Again, if the point hadn’t been made clearly enough, loving someone does not mean you affirm all of their life choices. You are under no obligation as a family member or friend to give either active support or passive consent to those who engage in things which will ultimately hurt them. To the contrary, if you really love someone you will tell them the truth.
Consider the wisdom of the Old Testament.
“It is better for a man to hear the rebuke of the wise than to hear the song of fools.”
And,
“Whoever rebukes a man will afterward find more favor
than he who flatters with his tongue.”
We need to rediscover how America came to be called more than just “the land of the free,” but also the “home of the brave.” Some have even said in the context of honoring our nation’s veterans that we are the land of the free because of the brave. I like that. And I think it fits here quite nicely.
Undoubtedly, telling someone who is enslaved by an addiction that you don’t support the choices they’re making which are hurting them and you and other people in their life – that takes bravery. Having those hard conversations can be a terribly uncomfortable and frightening and painful experience because, ultimately, we are afraid of what will happen to those we love if they leave our lives and we are no longer there to be a restraining influence or catch them when they fall. All the more important that we plead with those we love before they fall, and persuade them by all means at our disposal that we sincerely do love them and want what’s best for them. All the more important that we tell them the truth if we do indeed love them.

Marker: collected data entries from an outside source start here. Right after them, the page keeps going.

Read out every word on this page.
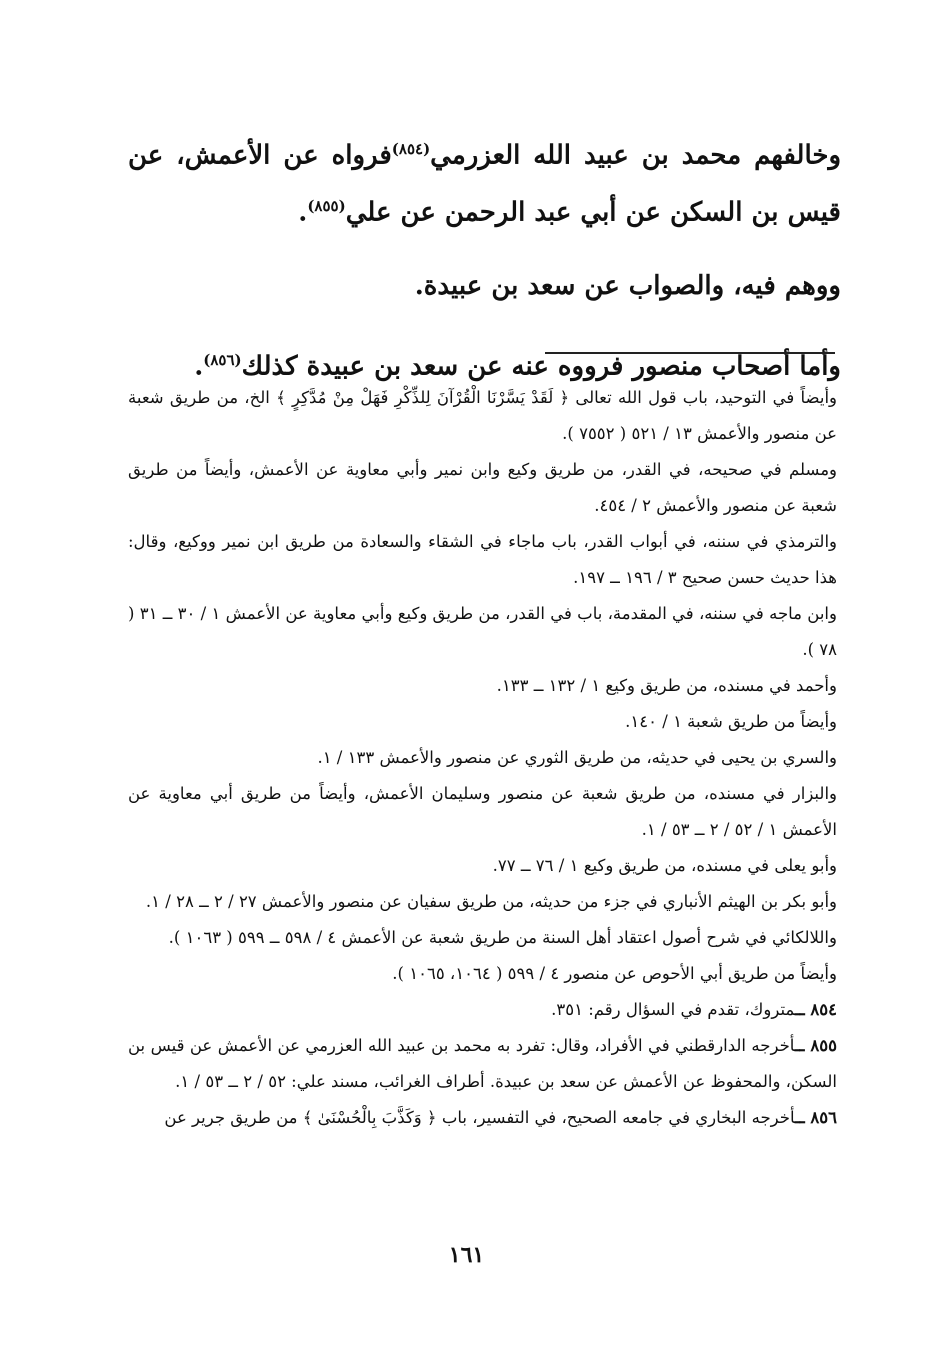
وخالفهم محمد بن عبيد الله العزرمي$^{(٨٥٤)}$فرواه عن الأعمش، عن قيس بن السكن عن أبي عبد الرحمن عن علي$^{(٨٥٥)}$.

ووهم فيه، والصواب عن سعد بن عبيدة.

وأما أصحاب منصور فرووه عنه عن سعد بن عبيدة كذلك$^{(٨٥٦)}$.

وأيضاً في التوحيد، باب قول الله تعالى ﴿ لَقَدْ يَسَّرْنَا الْقُرْآنَ لِلذِّكْرِ فَهَلْ مِنْ مُدَّكِرٍ ﴾ الخ، من طريق شعبة عن منصور والأعمش ١٣ / ٥٢١ ( ٧٥٥٢ ).

ومسلم في صحيحه، في القدر، من طريق وكيع وابن نمير وأبي معاوية عن الأعمش، وأيضاً من طريق شعبة عن منصور والأعمش ٢ / ٤٥٤.

والترمذي في سننه، في أبواب القدر، باب ماجاء في الشقاء والسعادة من طريق ابن نمير ووكيع، وقال: هذا حديث حسن صحيح ٣ / ١٩٦ ــ ١٩٧.

وابن ماجه في سننه، في المقدمة، باب في القدر، من طريق وكيع وأبي معاوية عن الأعمش ١ / ٣٠ ــ ٣١ ( ٧٨ ).

وأحمد في مسنده، من طريق وكيع ١ / ١٣٢ ــ ١٣٣.

وأيضاً من طريق شعبة ١ / ١٤٠.

والسري بن يحيى في حديثه، من طريق الثوري عن منصور والأعمش ١٣٣ / ١.

والبزار في مسنده، من طريق شعبة عن منصور وسليمان الأعمش، وأيضاً من طريق أبي معاوية عن الأعمش ١ / ٥٢ / ٢ ــ ٥٣ / ١.

وأبو يعلى في مسنده، من طريق وكيع ١ / ٧٦ ــ ٧٧.

وأبو بكر بن الهيثم الأنباري في جزء من حديثه، من طريق سفيان عن منصور والأعمش ٢٧ / ٢ ــ ٢٨ / ١.

واللالكائي في شرح أصول اعتقاد أهل السنة من طريق شعبة عن الأعمش ٤ / ٥٩٨ ــ ٥٩٩ ( ١٠٦٣ ).

وأيضاً من طريق أبي الأحوص عن منصور ٤ / ٥٩٩ ( ١٠٦٤، ١٠٦٥ ).

٨٥٤ ــمتروك، تقدم في السؤال رقم: ٣٥١.

٨٥٥ ــأخرجه الدارقطني في الأفراد، وقال: تفرد به محمد بن عبيد الله العزرمي عن الأعمش عن قيس بن السكن، والمحفوظ عن الأعمش عن سعد بن عبيدة. أطراف الغرائب، مسند علي: ٥٢ / ٢ ــ ٥٣ / ١.

٨٥٦ ــأخرجه البخاري في جامعه الصحيح، في التفسير، باب ﴿ وَكَذَّبَ بِالْحُسْنَىٰ ﴾ من طريق جرير عن

١٦١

Also in the Apostle Paul’s first letter to the church in Corinth, he gives us a beautiful summary of what love is and isn’t, and what it does and doesn’t do, and I feel it is essential for us to keep this definition of love in mind in our relationships, especially for those who are hurting or suffering from addiction.
“Love is patient and kind; love does not envy or boast; it is not arrogant or rude. It does not insist on its own way; it is not irritable or resentful; it does not rejoice at wrongdoing, but rejoices with the truth. Love bears all things, believes all things, hopes all things, endures all things.”
Be open to disagreement yourself if you want others to be.
Do you tolerate dissent in your personal life, or do your relationships with family and friends look more like an echo chamber? There’s a danger in only allowing people to tell you what you want to hear.
Before you speak with someone you love about the mistakes you believe they’ve made, ask yourself whether you’re prepared to be spoken to in a similar manner. Commit to and strive towards genuine humility, recognizing your own imperfections and mistakes, your own weaknesses.
Consider how much easier it will be for others to hear what you have to say when they know you are speaking on their level, not talking down to them or trying to brow-beat them as if you just descended from Heaven as their ultimate judge, jury, and executioner.
I will leave this topic for now with the words of Jesus the Messiah.
“Can a blind man lead a blind man? Will they not both fall into a pit? A disciple is not above his teacher, but everyone when he is fully trained will be like his teacher. Why do you see the speck that is in your brother’s eye, but do not notice the log that is in your own eye? How can you say to your brother, ‘Brother, let me take out the speck that is in your eye,’ when you yourself do not see the log that is in your own eye? You hypocrite, first take the log out of your own eye, and then you will see clearly to take out the speck that is in your brother’s eye.”